Which rationally, I don’t think I did, I mean they’re trained in
treating people with BPD, I’m sure they’ve heard a lot worse. But that doesn’t make it any less of a judgment.
I think recognizing this is important, because as a whole I tend to make very
snap judgments about people and tend to air those judgments or let them colour
my entire experience with the person. I
also tend to do a lot of judgments on myself, which might make me hold off
sometimes. So this is something I really
need to work on being mindful about.
Stay Focused
Stay in the present; concentrate on your mind and not
getting lost in the past, or the future.
If your mind strays the goal is to being yourself back. Experience what’s happening now and don’t
place the baggage of the past or the expectations for the future on what you’re
doing now. Do one thing at a time, don’t
get caught up in everything that needs to happen. If it seems chaotic, go through it
mehodically insteady of going in everywhere with it.
To sum it up. Focus
on one step at a time, and experience that step for all that it’s worth.
Honestly, I am not sure how I really applied this
today. I stayed engaged, so I think that
that counts.
Do What Works
Play by the roles, don’t let emotions control you, use your
skills, do what you need to succeed and let go of what doesn’t work.

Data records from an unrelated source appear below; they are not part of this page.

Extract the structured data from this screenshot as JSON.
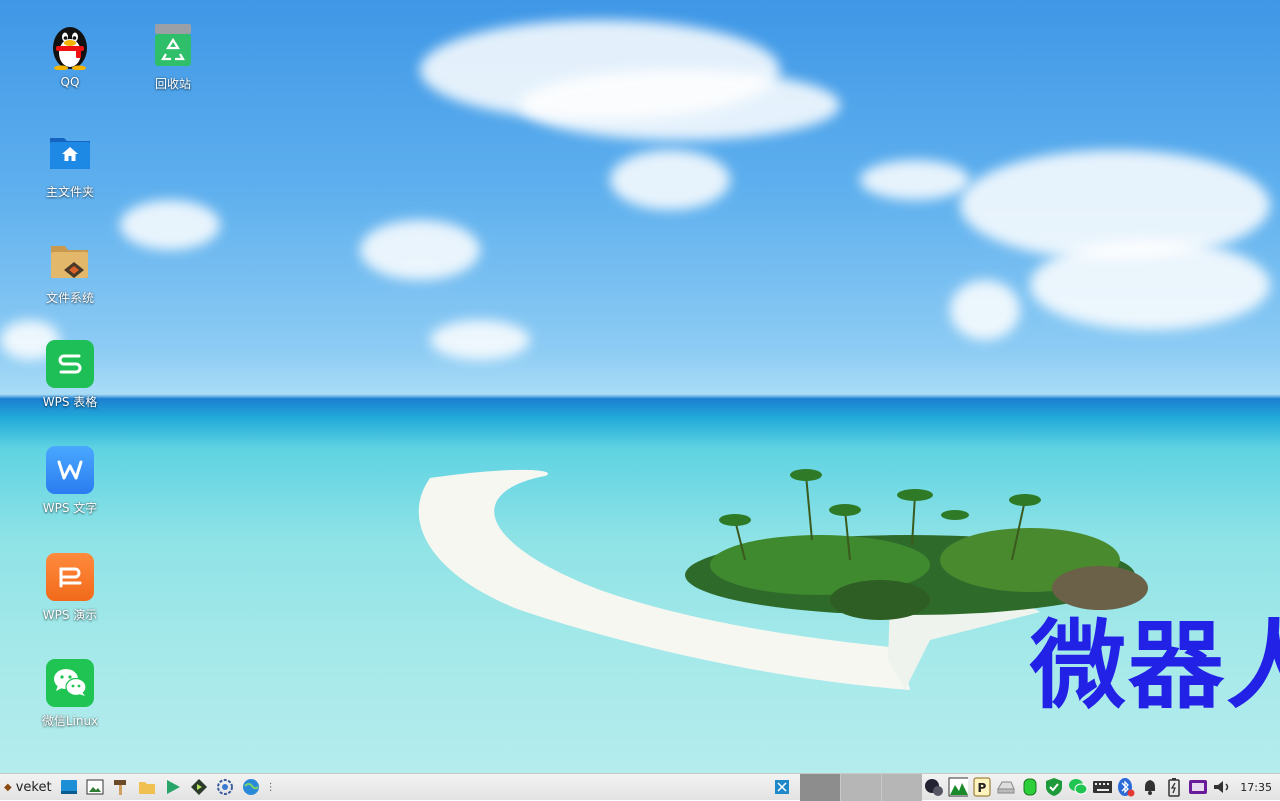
{
  "desktop": {
    "icons": [
      {
        "id": "qq",
        "label": "QQ"
      },
      {
        "id": "recycle",
        "label": "回收站"
      },
      {
        "id": "home",
        "label": "主文件夹"
      },
      {
        "id": "filesystem",
        "label": "文件系统"
      },
      {
        "id": "wps-sheet",
        "label": "WPS 表格"
      },
      {
        "id": "wps-writer",
        "label": "WPS 文字"
      },
      {
        "id": "wps-present",
        "label": "WPS 演示"
      },
      {
        "id": "wechat",
        "label": "微信Linux"
      }
    ],
    "watermark": "微器人"
  },
  "taskbar": {
    "start_label": "veket",
    "quick_launch": [
      "desktop-icon",
      "image-viewer-icon",
      "hammer-icon",
      "folder-icon",
      "play-icon",
      "media-icon",
      "settings-icon",
      "browser-icon",
      "more-icon"
    ],
    "tray": [
      "window-icon",
      "network-icon",
      "monitor-icon",
      "parking-icon",
      "drive-icon",
      "storage-icon",
      "shield-icon",
      "wechat-icon",
      "keyboard-icon",
      "bluetooth-icon",
      "bell-icon",
      "battery-icon",
      "input-method-icon",
      "volume-icon"
    ],
    "clock": "17:35",
    "colors": {
      "task_active": "#8d8d8d",
      "task_inactive": "#b6b6b6",
      "watermark": "#2222e6"
    }
  }
}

So letting go of the baggage, the anxiety, the frustration
of not being in control; or rather realizing that I still am in control just
not in the way I usually am. I am not
the expert here and that’s okay. Although I control how my treatment goes, and
I can only do the best that I can. I
shouldn’t be afraid of getting better.
That was the first session, summed up in the skills we
learned today. I have homework of
course, which I think I sort of just did.
I am thinking I should give my therapist a link to my blog. I also found how much of this I was able to relate back to doing improv in high school, I think adding in some drama therapy to DBT might be interesting, and it order.
Also, I think I made a friend today! Yay. Maybe this group therapy doesn’t have to be
stressful. It was cool to relate to
someone who has BPD and ADD as well.
More to come on Thursday after my next session!